Но это все равно было бы большим риском, поскольку Август мог потерять поддержку на Восточных территориях, если бы он потерпел неудачу.

— Или… насколько это рискованно, правда?.. Август молча задумался. — Не то чтобы моя ситуация могла стать еще хуже прямо сейчас. Если этот суд пойдет плохо, то я… я, наверное, завтра умру…

«… Ваше высочество…?» Марсианус нерешительно подтолкнул. Август замолчал и задумался на несколько долгих секунд, и хотя Марсианус с радостью дал бы Принцу больше времени на размышления, он все же должен был продолжать процесс, иначе Верховный Арбитр мог бы сыграть более активную роль. Сидящие в Ассамблее уже прищурились и неодобрительно смотрели на долгую паузу Августа.

«…Черт возьми», — подумал Август, готовясь к самому большому риску, на который он когда-либо шел.

«Когда я начал пытаться заручиться поддержкой своего требования, я сделал это для моей сестры и моей матери», — сказал Август странно спокойным голосом, тоном, который донесся до самых дальних уголков зала так легко, что многие были ошеломлены. как быстро изменилось поведение Августа. Как будто вся слабость, которую он продемонстрировал ранее, исчезла, не оставив ничего, кроме покорной силы человека, которому почти нечего было терять.

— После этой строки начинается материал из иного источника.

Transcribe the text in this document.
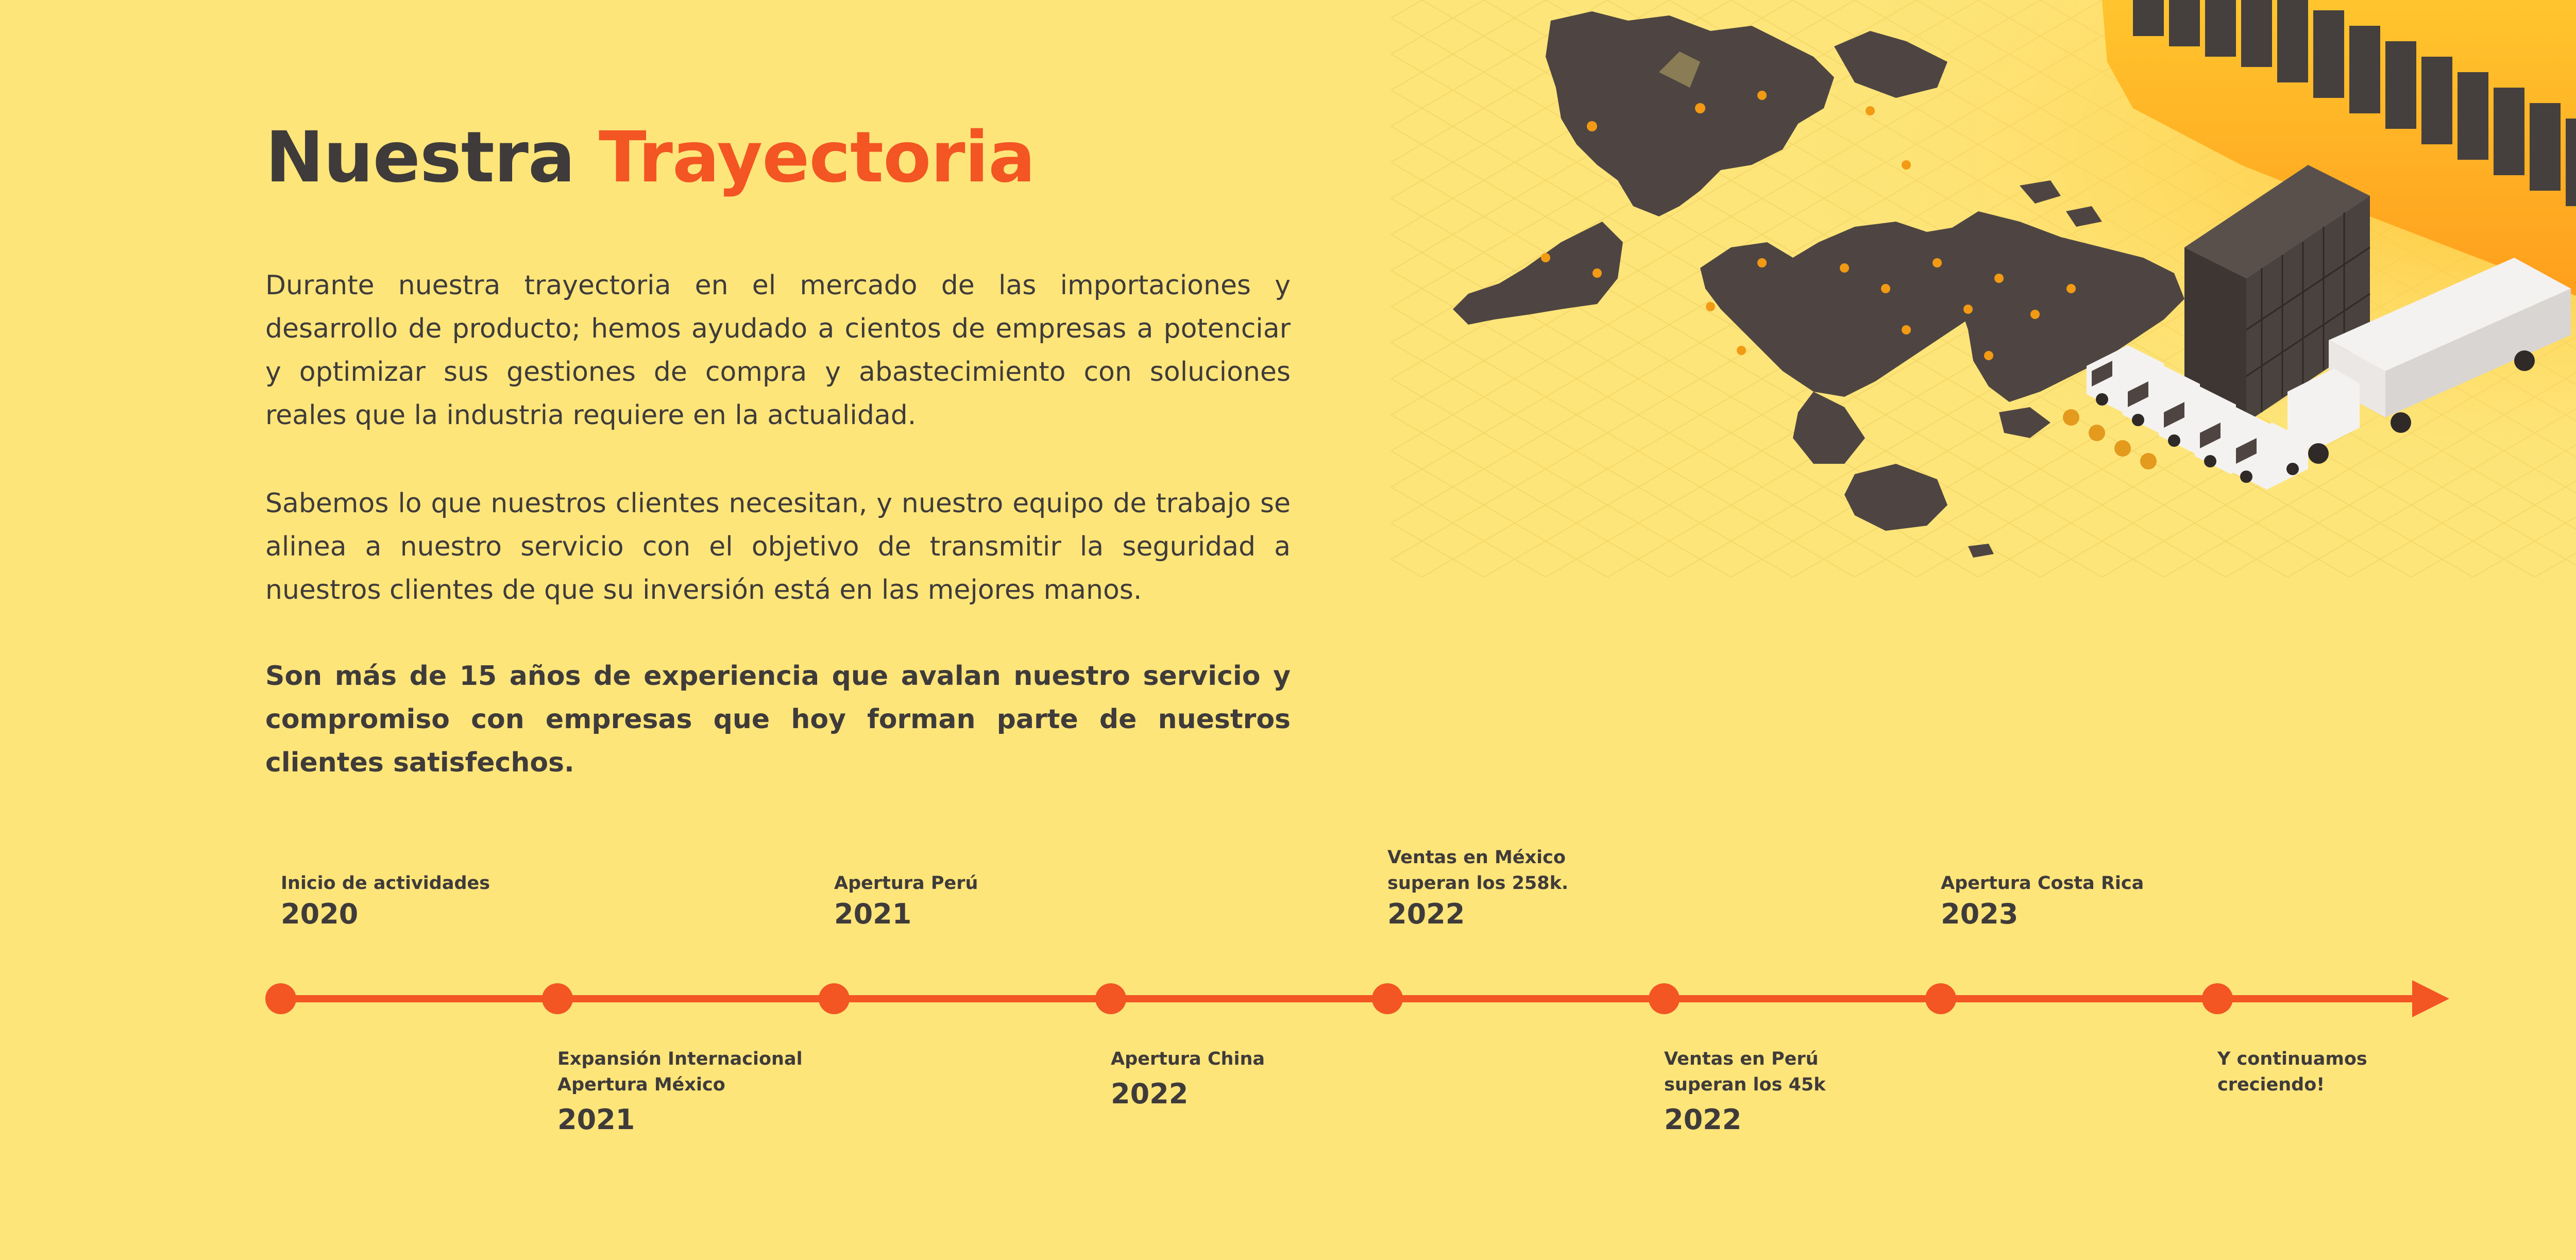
Nuestra Trayectoria

Durante nuestra trayectoria en el mercado de las importaciones y desarrollo de producto; hemos ayudado a cientos de empresas a potenciar y optimizar sus gestiones de compra y abastecimiento con soluciones reales que la industria requiere en la actualidad.

Sabemos lo que nuestros clientes necesitan, y nuestro equipo de trabajo se alinea a nuestro servicio con el objetivo de transmitir la seguridad a nuestros clientes de que su inversión está en las mejores manos.

Son más de 15 años de experiencia que avalan nuestro servicio y compromiso con empresas que hoy forman parte de nuestros clientes satisfechos.

Inicio de actividades

2020

Expansión Internacional
Apertura México

2021

Apertura Perú

2021

Apertura China

2022

Ventas en México
superan los 258k.

2022

Ventas en Perú
superan los 45k

2022

Apertura Costa Rica

2023

Y continuamos
creciendo!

«Это не осталось моей единственной мотивацией, — продолжил Август. «Поговорив с моим дядей и узнав о целях моих славных предков, я решил взять их дело в свои руки. Я стремился сделать себя королем, потому что я могу — и буду — продолжать их работу. Я принесу истинную справедливость в это Королевство, положив конец системе наследственной знати и гарантируя, что только самые достойные люди займут их место. Я бы расширил экзархаты, дал бы простым людям все права, в которых им было отказано, и никогда больше не позволял бы случайности рождения сдерживать их.

«Это то, ради чего я сейчас работаю. Вот почему я должен стать королем».

Когда Август закончил давать свой смелый ответ, в зале Ассамблеи было тихо, как в могиле. Марсиан, Проксим и даже Верховный Арбитр были потрясены до потери дара речи. Судебный процесс едва начался, и Август только что объявил Собранию, состоящему не менее чем из шестидесяти процентов, если не больше, дворян-землевладельцев или членов их семей, что он собирается отобрать у них самое ценное и ценное право, это передача своей политической власти членам своей семьи. Полное безумие такого поступка потрясло всю палату.

Постепенно люди начали восстанавливать контроль над своими чувствами, и многие члены Ассамблеи начали перешептываться между собой. Однако через несколько секунд Верховный Арбитр немедленно положила этому конец и заставила всех замолчать, когда спросила: «Сэр Марсианус, у вас есть еще вопросы?»

Марсиан недоверчиво посмотрел на Августа. Его собственная семья контролировала Марку Айронфорд, один из самых могущественных дворянских Домов во всех Восточных территориях. Однако заявление Августа о намерениях не слишком его потрясло; скорее, его неверие возникло из-за того, насколько тяжелее стала теперь его собственная работа. Он понятия не имел, как теперь поможет Августу, и после почти десяти секунд раздумий, которые позволил ему Верховный Арбитр, любые дополнительные вопросы, которые он, возможно, хотел задать, ускользнули от него.

— …Нет, ваша честь, — вынужден был признать он. — У меня больше нет вопросов к принцу Августу.

— Очень хорошо, — сказала Верховный Арбитр, уже вернув себе самообладание. «Сэр Проксимус, теперь вы можете вызвать своего первого свидетеля или представить свою первую улику».